Crikey! This guy makes me glad I didn’t apply for this. Anything I wrote compared to this would seem ill-researched and jejune.

Dave Chenok
13 years ago

A very interesting and well-researched article!  I like the use of statistics.  I wonder, though, whether this ends up being a complex way to analyze something that could be done more simply—and how useful the graphs would prove to be as you’re fumbling around on draft day. 

The market is relatively efficient, and ADP (like share price of a stock) factors in intangibles that may get masked when disaggregating individual statistics. 

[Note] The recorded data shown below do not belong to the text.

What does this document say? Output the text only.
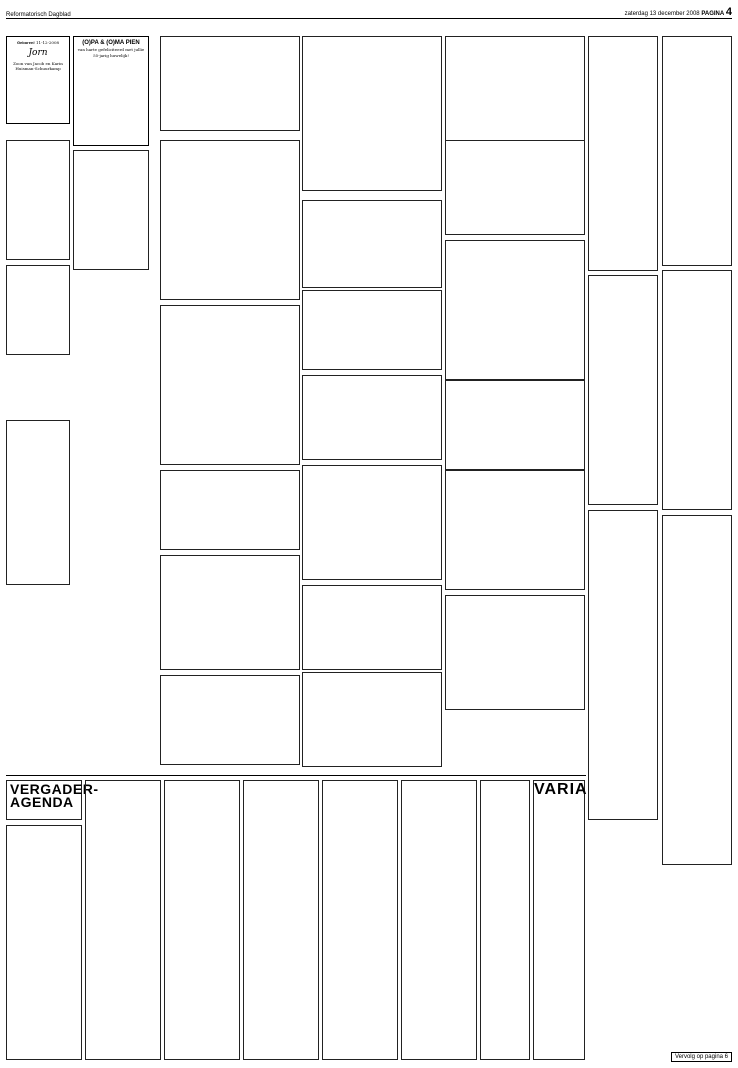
Reformatorisch Dagblad	zaterdag 13 december 2008 PAGINA 4
Geboren! 11-12-2008
Jorn
Zoon van Jacob en Karin Huisman-Schuurkamp
(O)PA & (O)MA PIEN
van harte gefeliciteerd met jullie 55-jarig huwelijk!
VERGADER-AGENDA
VARIA
Vervolg op pagina 6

Keeping the germ of the good idea, a simpler way to approach this might be to plot a player’s overall expected projected contribution given league scoring rules—ie, in a 5×5 league, index each projected scoring stat relative to a league average and sum the indices to get a projected contribution score—and to plot THAT against ADP.  That would show whether, considering a given player’s expected overall contribution, they are going where they ought to.  This is kind of like plotting ADP vs. Projected player rating, but by quantifying the player rating piece the assessment is clearer than it would have been with a purely ordinal ranking.  And it simplifies things, as there is only one graph to look at (plot of ADP versus expected contribution).

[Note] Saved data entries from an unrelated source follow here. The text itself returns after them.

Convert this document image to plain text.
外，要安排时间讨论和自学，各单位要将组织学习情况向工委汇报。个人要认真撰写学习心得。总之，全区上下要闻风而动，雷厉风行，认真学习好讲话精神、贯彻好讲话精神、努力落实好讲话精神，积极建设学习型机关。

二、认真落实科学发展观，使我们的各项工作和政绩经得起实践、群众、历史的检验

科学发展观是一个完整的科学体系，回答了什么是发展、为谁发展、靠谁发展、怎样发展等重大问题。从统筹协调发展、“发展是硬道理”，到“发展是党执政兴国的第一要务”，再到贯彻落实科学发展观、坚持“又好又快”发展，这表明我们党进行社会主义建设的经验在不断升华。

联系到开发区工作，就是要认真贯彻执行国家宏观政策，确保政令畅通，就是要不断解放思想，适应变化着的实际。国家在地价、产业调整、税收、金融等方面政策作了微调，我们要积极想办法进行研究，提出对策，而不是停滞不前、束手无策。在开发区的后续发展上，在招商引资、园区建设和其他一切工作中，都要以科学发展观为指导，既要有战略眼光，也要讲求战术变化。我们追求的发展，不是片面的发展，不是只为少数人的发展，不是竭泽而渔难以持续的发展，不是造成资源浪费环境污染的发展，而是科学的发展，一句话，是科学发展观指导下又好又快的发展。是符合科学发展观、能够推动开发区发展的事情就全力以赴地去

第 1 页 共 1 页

But I really like the premise and the approach.

Jake in Columbus
13 years ago

@Jacob: If it’s any consolation, I had to look up jejune. smile Admittedly, my analysis of the graphs is less scientific than could be. I put the most effort into generating the spreadsheets, then plotted the data based on them to get the overall impression.

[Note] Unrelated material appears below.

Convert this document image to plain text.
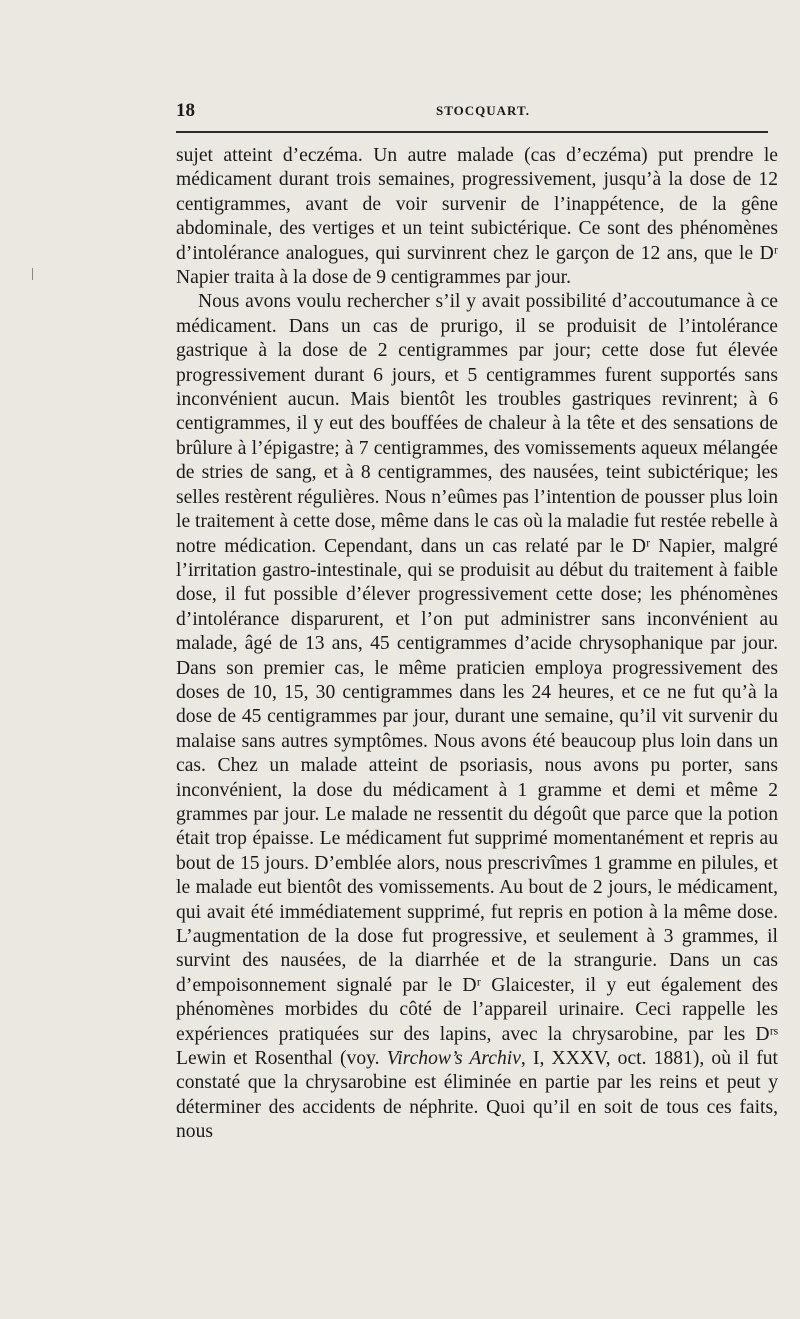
18	STOCQUART.

sujet atteint d’eczéma. Un autre malade (cas d’eczéma) put prendre le médicament durant trois semaines, progressivement, jusqu’à la dose de 12 centigrammes, avant de voir survenir de l’inappétence, de la gêne abdominale, des vertiges et un teint subictérique. Ce sont des phénomènes d’intolérance analogues, qui survinrent chez le garçon de 12 ans, que le Dʳ Napier traita à la dose de 9 centigrammes par jour.

Nous avons voulu rechercher s’il y avait possibilité d’accoutumance à ce médicament. Dans un cas de prurigo, il se produisit de l’intolérance gastrique à la dose de 2 centigrammes par jour; cette dose fut élevée progressivement durant 6 jours, et 5 centigrammes furent supportés sans inconvénient aucun. Mais bientôt les troubles gastriques revinrent; à 6 centigrammes, il y eut des bouffées de chaleur à la tête et des sensations de brûlure à l’épigastre; à 7 centigrammes, des vomissements aqueux mélangée de stries de sang, et à 8 centigrammes, des nausées, teint subictérique; les selles restèrent régulières. Nous n’eûmes pas l’intention de pousser plus loin le traitement à cette dose, même dans le cas où la maladie fut restée rebelle à notre médication. Cependant, dans un cas relaté par le Dʳ Napier, malgré l’irritation gastro-intestinale, qui se produisit au début du traitement à faible dose, il fut possible d’élever progressivement cette dose; les phénomènes d’intolérance disparurent, et l’on put administrer sans inconvénient au malade, âgé de 13 ans, 45 centigrammes d’acide chrysophanique par jour. Dans son premier cas, le même praticien employa progressivement des doses de 10, 15, 30 centigrammes dans les 24 heures, et ce ne fut qu’à la dose de 45 centigrammes par jour, durant une semaine, qu’il vit survenir du malaise sans autres symptômes. Nous avons été beaucoup plus loin dans un cas. Chez un malade atteint de psoriasis, nous avons pu porter, sans inconvénient, la dose du médicament à 1 gramme et demi et même 2 grammes par jour. Le malade ne ressentit du dégoût que parce que la potion était trop épaisse. Le médicament fut supprimé momentanément et repris au bout de 15 jours. D’emblée alors, nous prescrivîmes 1 gramme en pilules, et le malade eut bientôt des vomissements. Au bout de 2 jours, le médicament, qui avait été immédiatement supprimé, fut repris en potion à la même dose. L’augmentation de la dose fut progressive, et seulement à 3 grammes, il survint des nausées, de la diarrhée et de la strangurie. Dans un cas d’empoisonnement signalé par le Dʳ Glaicester, il y eut également des phénomènes morbides du côté de l’appareil urinaire. Ceci rappelle les expériences pratiquées sur des lapins, avec la chrysarobine, par les Dʳˢ Lewin et Rosenthal (voy. Virchow’s Archiv, I, XXXV, oct. 1881), où il fut constaté que la chrysarobine est éliminée en partie par les reins et peut y déterminer des accidents de néphrite. Quoi qu’il en soit de tous ces faits, nous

@Dave: Thank you. The main thought was not to use the graphs themselves during the draft, rather to identify trends to keep in mind when ranking players manually (using the standard scores as a starting point). That probably should have been clearer.

I agree, a graph of overall player values would be a good idea as well; especially for those in H2H leagues as opposed to roto. Given an available venue, I’d be happy to generate overall graphs from the data above and/or those for 2011 (in a few weeks once my updated spreadsheets are completed). Individual player assessment becomes another matter altogether though.